DOSSIER. Sargasses : à la petite cuillère

Cette arrivée massive de sargasses impacte les plages, donc le tourisme, mais tout autant les zones du littoral où il y a des ports, de pêche ou d’embarquement.

Les Etats de la Caraïbe et la France (Etat, collectivités territoriales de Guadeloupe et Martinique) pourraient unir leurs efforts pour gérer les échouages de sargasses sur les côtes, autour de la mer des Caraïbes. Pas si facile, les uns et les autres étant farouchement soucieux de souveraineté nationale. Les Etats de la Caraïbe sont trop pauvres pour ne pas faire front commun en additionnant leurs maigres moyens — à moins de confier aux Chinois intéressés par une implantation zonale de valoriser les sargasses —, la France est trop européanocentrée pour comprendre que ce défi peut lui donner une légitimité caribéenne.

C’est néanmoins un véritable Plan Marshall sargasses qui se prépare pour tenter de faire face à l’envahissement des côtes, des plages et des ports de pêches et d’embarquement.

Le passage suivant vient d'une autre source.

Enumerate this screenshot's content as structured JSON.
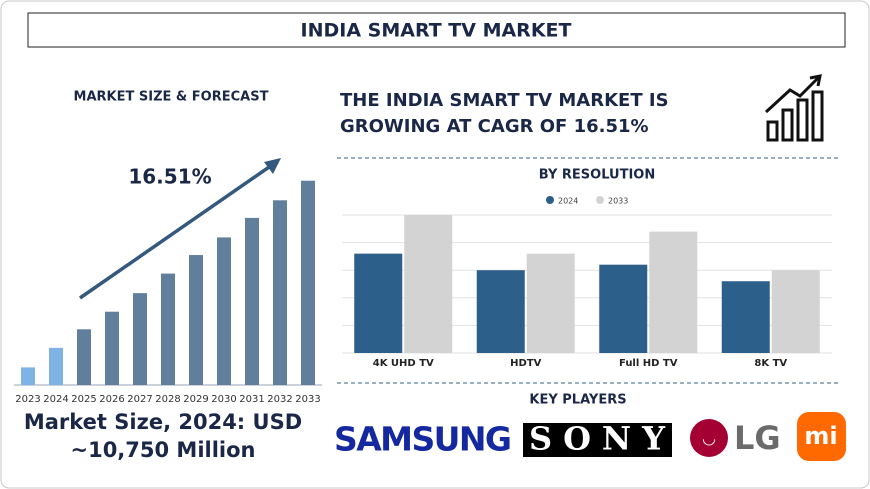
{
  "title": "INDIA SMART TV MARKET",
  "headline": [
    "THE INDIA SMART TV MARKET IS",
    "GROWING AT CAGR OF 16.51%"
  ],
  "market_size": [
    "Market Size, 2024: USD",
    "~10,750 Million"
  ],
  "key_players": {
    "title": "KEY PLAYERS",
    "names": [
      "SAMSUNG",
      "SONY",
      "LG",
      "mi"
    ]
  },
  "chart_data": [
    {
      "type": "bar",
      "title": "MARKET SIZE & FORECAST",
      "annotation": "16.51%",
      "categories": [
        "2023",
        "2024",
        "2025",
        "2026",
        "2027",
        "2028",
        "2029",
        "2030",
        "2031",
        "2032",
        "2033"
      ],
      "values": [
        18,
        38,
        57,
        75,
        94,
        114,
        133,
        151,
        171,
        189,
        209
      ],
      "colors": [
        "#7fb2e5",
        "#7fb2e5",
        "#5f7f9c",
        "#5f7f9c",
        "#5f7f9c",
        "#5f7f9c",
        "#5f7f9c",
        "#5f7f9c",
        "#5f7f9c",
        "#5f7f9c",
        "#5f7f9c"
      ],
      "ylim": [
        0,
        220
      ]
    },
    {
      "type": "grouped-bar",
      "title": "BY RESOLUTION",
      "categories": [
        "4K UHD TV",
        "HDTV",
        "Full HD TV",
        "8K TV"
      ],
      "series": [
        {
          "name": "2024",
          "color": "#2d5f8b",
          "values": [
            3.6,
            3.0,
            3.2,
            2.6
          ]
        },
        {
          "name": "2033",
          "color": "#d3d3d3",
          "values": [
            5.0,
            3.6,
            4.4,
            3.0
          ]
        }
      ],
      "ylim": [
        0,
        5
      ],
      "gridlines": [
        0,
        1,
        2,
        3,
        4,
        5
      ]
    }
  ]
}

En présence du directeur de cabinet du ministre délégué aux Outre-mer, Joël Mathurin, du préfet de Région, Xavier Lefort, du sous-préfet de Pointe-à-Pitre, Bruno André, d’élus régionaux et départementaux, du président de l’association des maires, Fred Sapotille, des représentants de communautés d’agglomération et autres administrations et de la CCI des îles de Guadeloupe, a été mis en place le SMO du GIP Sargasse, en Guadeloupe, en début de semaine.

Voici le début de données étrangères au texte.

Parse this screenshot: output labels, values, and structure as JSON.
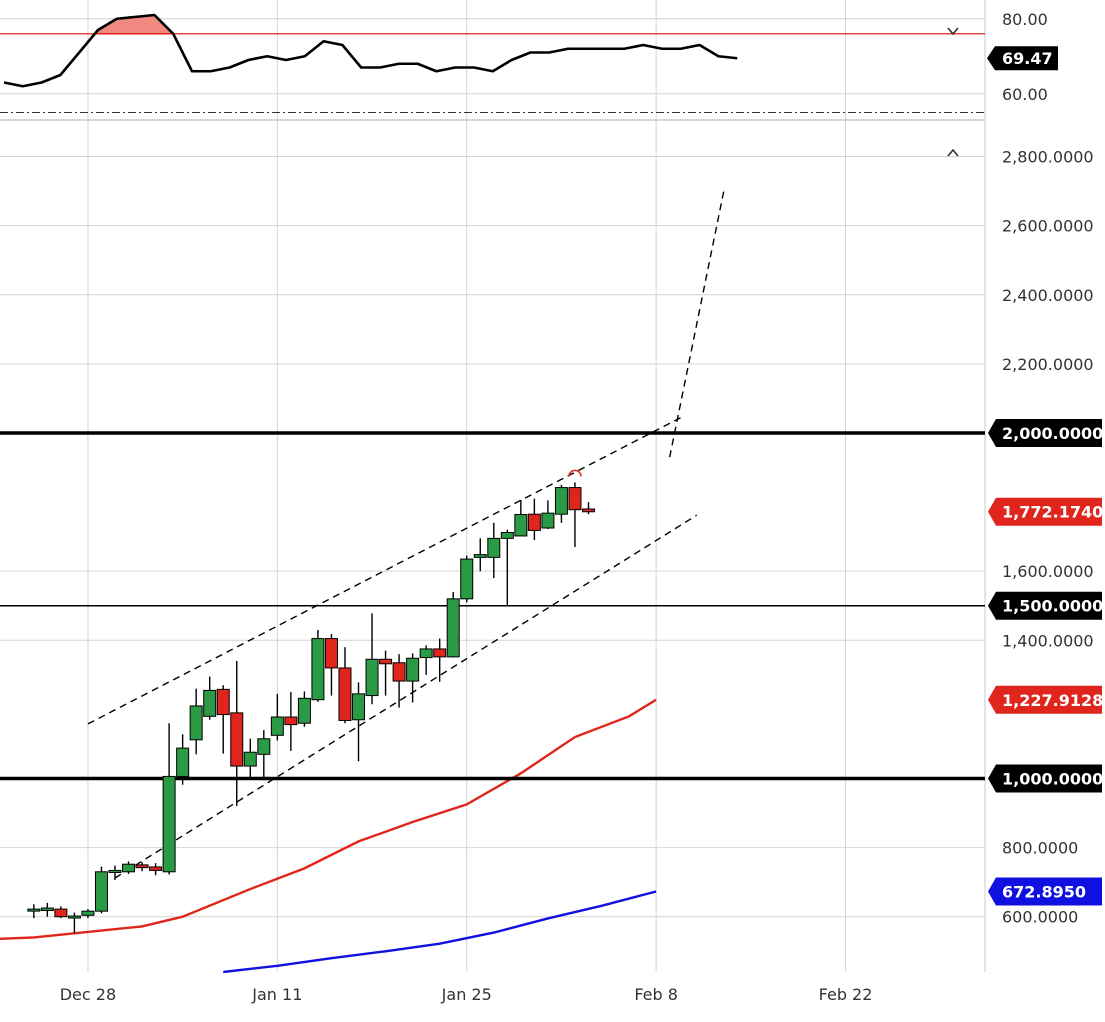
{
  "chart_data": [
    {
      "panel": "rsi",
      "type": "line",
      "ticks": [
        "80.00",
        "60.00"
      ],
      "tick_values": [
        80,
        60
      ],
      "ylim": [
        53,
        85
      ],
      "overbought_level": 76,
      "oversold_level": 55,
      "current_label": "69.47",
      "current_value": 69.47,
      "values": [
        63,
        62,
        63,
        65,
        71,
        77,
        80,
        80.5,
        81,
        76,
        66,
        66,
        67,
        69,
        70,
        69,
        70,
        74,
        73,
        67,
        67,
        68,
        68,
        66,
        67,
        67,
        66,
        69,
        71,
        71,
        72,
        72,
        72,
        72,
        73,
        72,
        72,
        73,
        70,
        69.47
      ],
      "series": [
        {
          "name": "",
          "color": "#000000"
        }
      ],
      "collapse_icon": "chevron-down-icon"
    },
    {
      "panel": "price",
      "type": "candlestick",
      "ylim": [
        440,
        2900
      ],
      "ticks": [
        "2,800.0000",
        "2,600.0000",
        "2,400.0000",
        "2,200.0000",
        "1,600.0000",
        "1,400.0000",
        "800.0000",
        "600.0000"
      ],
      "tick_values": [
        2800,
        2600,
        2400,
        2200,
        1600,
        1400,
        800,
        600
      ],
      "x_labels": [
        "Dec 28",
        "Jan 11",
        "Jan 25",
        "Feb 8",
        "Feb 22"
      ],
      "x_label_days": [
        4,
        18,
        32,
        46,
        60
      ],
      "xlim": [
        -2.5,
        67.5
      ],
      "candles": [
        {
          "d": 0,
          "o": 620,
          "h": 636,
          "l": 596,
          "c": 622
        },
        {
          "d": 1,
          "o": 618,
          "h": 640,
          "l": 600,
          "c": 625
        },
        {
          "d": 2,
          "o": 622,
          "h": 630,
          "l": 596,
          "c": 600
        },
        {
          "d": 3,
          "o": 598,
          "h": 612,
          "l": 552,
          "c": 602
        },
        {
          "d": 4,
          "o": 604,
          "h": 622,
          "l": 596,
          "c": 616
        },
        {
          "d": 5,
          "o": 616,
          "h": 745,
          "l": 610,
          "c": 730
        },
        {
          "d": 6,
          "o": 728,
          "h": 748,
          "l": 706,
          "c": 734
        },
        {
          "d": 7,
          "o": 730,
          "h": 760,
          "l": 724,
          "c": 752
        },
        {
          "d": 8,
          "o": 750,
          "h": 758,
          "l": 732,
          "c": 742
        },
        {
          "d": 9,
          "o": 744,
          "h": 755,
          "l": 720,
          "c": 734
        },
        {
          "d": 10,
          "o": 730,
          "h": 1160,
          "l": 722,
          "c": 1006
        },
        {
          "d": 11,
          "o": 1006,
          "h": 1128,
          "l": 982,
          "c": 1088
        },
        {
          "d": 12,
          "o": 1112,
          "h": 1260,
          "l": 1070,
          "c": 1210
        },
        {
          "d": 13,
          "o": 1180,
          "h": 1295,
          "l": 1170,
          "c": 1255
        },
        {
          "d": 14,
          "o": 1258,
          "h": 1270,
          "l": 1072,
          "c": 1185
        },
        {
          "d": 15,
          "o": 1190,
          "h": 1340,
          "l": 920,
          "c": 1036
        },
        {
          "d": 16,
          "o": 1036,
          "h": 1115,
          "l": 1000,
          "c": 1076
        },
        {
          "d": 17,
          "o": 1070,
          "h": 1140,
          "l": 995,
          "c": 1115
        },
        {
          "d": 18,
          "o": 1125,
          "h": 1245,
          "l": 1110,
          "c": 1178
        },
        {
          "d": 19,
          "o": 1178,
          "h": 1250,
          "l": 1080,
          "c": 1156
        },
        {
          "d": 20,
          "o": 1160,
          "h": 1252,
          "l": 1150,
          "c": 1232
        },
        {
          "d": 21,
          "o": 1228,
          "h": 1430,
          "l": 1222,
          "c": 1405
        },
        {
          "d": 22,
          "o": 1405,
          "h": 1418,
          "l": 1240,
          "c": 1320
        },
        {
          "d": 23,
          "o": 1320,
          "h": 1380,
          "l": 1160,
          "c": 1168
        },
        {
          "d": 24,
          "o": 1170,
          "h": 1278,
          "l": 1050,
          "c": 1245
        },
        {
          "d": 25,
          "o": 1240,
          "h": 1478,
          "l": 1215,
          "c": 1345
        },
        {
          "d": 26,
          "o": 1345,
          "h": 1370,
          "l": 1240,
          "c": 1332
        },
        {
          "d": 27,
          "o": 1335,
          "h": 1360,
          "l": 1205,
          "c": 1282
        },
        {
          "d": 28,
          "o": 1282,
          "h": 1362,
          "l": 1220,
          "c": 1348
        },
        {
          "d": 29,
          "o": 1350,
          "h": 1385,
          "l": 1300,
          "c": 1375
        },
        {
          "d": 30,
          "o": 1375,
          "h": 1405,
          "l": 1280,
          "c": 1352
        },
        {
          "d": 31,
          "o": 1352,
          "h": 1540,
          "l": 1350,
          "c": 1520
        },
        {
          "d": 32,
          "o": 1520,
          "h": 1645,
          "l": 1510,
          "c": 1635
        },
        {
          "d": 33,
          "o": 1640,
          "h": 1695,
          "l": 1600,
          "c": 1648
        },
        {
          "d": 34,
          "o": 1640,
          "h": 1740,
          "l": 1580,
          "c": 1695
        },
        {
          "d": 35,
          "o": 1695,
          "h": 1720,
          "l": 1500,
          "c": 1712
        },
        {
          "d": 36,
          "o": 1702,
          "h": 1806,
          "l": 1702,
          "c": 1764
        },
        {
          "d": 37,
          "o": 1765,
          "h": 1810,
          "l": 1690,
          "c": 1718
        },
        {
          "d": 38,
          "o": 1725,
          "h": 1805,
          "l": 1722,
          "c": 1768
        },
        {
          "d": 39,
          "o": 1765,
          "h": 1850,
          "l": 1740,
          "c": 1842
        },
        {
          "d": 40,
          "o": 1842,
          "h": 1857,
          "l": 1670,
          "c": 1778
        },
        {
          "d": 41,
          "o": 1780,
          "h": 1800,
          "l": 1765,
          "c": 1772
        }
      ],
      "moving_averages": [
        {
          "name": "",
          "color": "#e0261c",
          "points": [
            [
              -2.5,
              536
            ],
            [
              0,
              540
            ],
            [
              4,
              556
            ],
            [
              8,
              572
            ],
            [
              11,
              600
            ],
            [
              16,
              680
            ],
            [
              20,
              740
            ],
            [
              24,
              818
            ],
            [
              28,
              874
            ],
            [
              32,
              925
            ],
            [
              36,
              1015
            ],
            [
              40,
              1120
            ],
            [
              44,
              1180
            ],
            [
              46,
              1228
            ]
          ]
        },
        {
          "name": "",
          "color": "#1010e0",
          "points": [
            [
              14,
              440
            ],
            [
              18,
              458
            ],
            [
              22,
              480
            ],
            [
              26,
              500
            ],
            [
              30,
              522
            ],
            [
              34,
              554
            ],
            [
              38,
              595
            ],
            [
              42,
              632
            ],
            [
              46,
              673
            ]
          ]
        }
      ],
      "horizontal_levels": [
        {
          "value": 2000,
          "label": "2,000.0000",
          "weight": "heavy"
        },
        {
          "value": 1500,
          "label": "1,500.0000",
          "weight": "light"
        },
        {
          "value": 1000,
          "label": "1,000.0000",
          "weight": "heavy"
        }
      ],
      "trend_lines": [
        {
          "from": [
            4,
            1158
          ],
          "to": [
            48,
            2048
          ]
        },
        {
          "from": [
            6,
            712
          ],
          "to": [
            49,
            1762
          ]
        },
        {
          "from": [
            47,
            1930
          ],
          "to": [
            51,
            2700
          ]
        }
      ],
      "price_tags": [
        {
          "label": "1,772.1740",
          "value": 1772.174,
          "color": "#e0261c"
        },
        {
          "label": "1,227.9128",
          "value": 1227.9128,
          "color": "#e0261c"
        },
        {
          "label": "672.8950",
          "value": 672.895,
          "color": "#1010e0"
        }
      ],
      "colors": {
        "up": "#2a9a44",
        "down": "#e0261c",
        "grid": "#d4d4d4"
      },
      "collapse_icon": "chevron-up-icon"
    }
  ]
}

Ce SMO est un comité de pilotage qui devra gérer un phénomène d’avec lequel il va falloir apprendre à vivre. Car, en effet, rien n’indique qu’il ne va pas s’accentuer au fil des années.

QUASIMENT TOUTE L’ANNEE

La saison des algues sargasses s’étend généralement de mars à septembre lors des mois où la température de l’eau est élevée, ce qui favorise la reproduction de ces algues. En saison d’hivernage, d’octobre à mars, les algues sargasses sont très peu/pas présentes sur les plages caribéennes.

Ça, c’est ce qui était vrai il y a deux ou trois ans. Désormais — à moins que le cycle évolue — la saison des sargasses… c’est quasiment toute l’année. Ainsi, en Guadeloupe et Martinique, les sargasses sont revenues, cette année, en janvier.

Les premiers explorateurs européens, comme Christophe Colomb, avaient constaté l’accumulation des algues sargasses en pleine mer, au nord-est des Bermudes, une zone sur 3 200 km de long et 1 100 km de large environ qu’ils ont appelée justement la mer des sargasses.

LE GYRE DE L’ATLANTIQUE NORD

Port de pêche de Saint-François. Les sargasses envahissent ces abris, gênent les canots à moteurs des marins-pêcheurs, tuent toute faune en asphyxiant les fonds. @AJV

Cette accumulation est causée par un courant océanique circulaire, le gyre de l’Atlantique Nord, mais à partir de 2011, les sargasses ont considérablement élargi leur territoire plus au sud. Elles s’étendent maintenant sur une grande ceinture qui s’étend des Caraïbes jusqu’en Afrique de l’Ouest.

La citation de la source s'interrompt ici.